Fukuyama embodies all the qualities that an institution such as USC should look for in a nominee. His accomplishments as a professional, theorist, and professor have been tremendous in the development and content of his field. As the USC Mission Statement states, “The central mission of the University of Southern California is the development of human beings and society as a whole through the cultivation and enrichment of the human mind and spirit.” There is no doubt in my mind that Fukuyama has done exactly this, by providing a career marked with valuable service to his country, government, students and colleagues. He has made his colleagues and students think about pressing issues affecting contemporary politics and has served as a model scholar who, to follow the old saying, considers all sides of the argument.

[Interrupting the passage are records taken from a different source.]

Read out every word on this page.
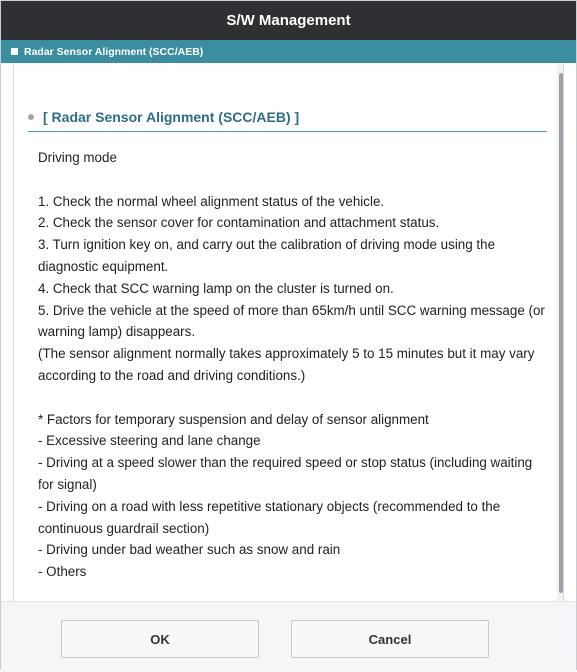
S/W Management
Radar Sensor Alignment (SCC/AEB)
[ Radar Sensor Alignment (SCC/AEB) ]
Driving mode

1. Check the normal wheel alignment status of the vehicle.
2. Check the sensor cover for contamination and attachment status.
3. Turn ignition key on, and carry out the calibration of driving mode using the diagnostic equipment.
4. Check that SCC warning lamp on the cluster is turned on.
5. Drive the vehicle at the speed of more than 65km/h until SCC warning message (or warning lamp) disappears.
(The sensor alignment normally takes approximately 5 to 15 minutes but it may vary according to the road and driving conditions.)

* Factors for temporary suspension and delay of sensor alignment
- Excessive steering and lane change
- Driving at a speed slower than the required speed or stop status (including waiting for signal)
- Driving on a road with less repetitive stationary objects (recommended to the continuous guardrail section)
- Driving under bad weather such as snow and rain
- Others
OK	Cancel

Finally, Mike Martin notes, “... though personal ideals are focused outwardly on public good, they allude to ideals of character”(21). If this is true, what better way for an institution to advertise its ideals than by honoring a person like Francis Fukuyama as the embodiment of everything for which that university stands. After all, academic institutions (at least in my opinion) should strive to honor those who stimulate academic maturation and enlightenment, and Francis Fukuyama is one such scholar who has done nothing but that.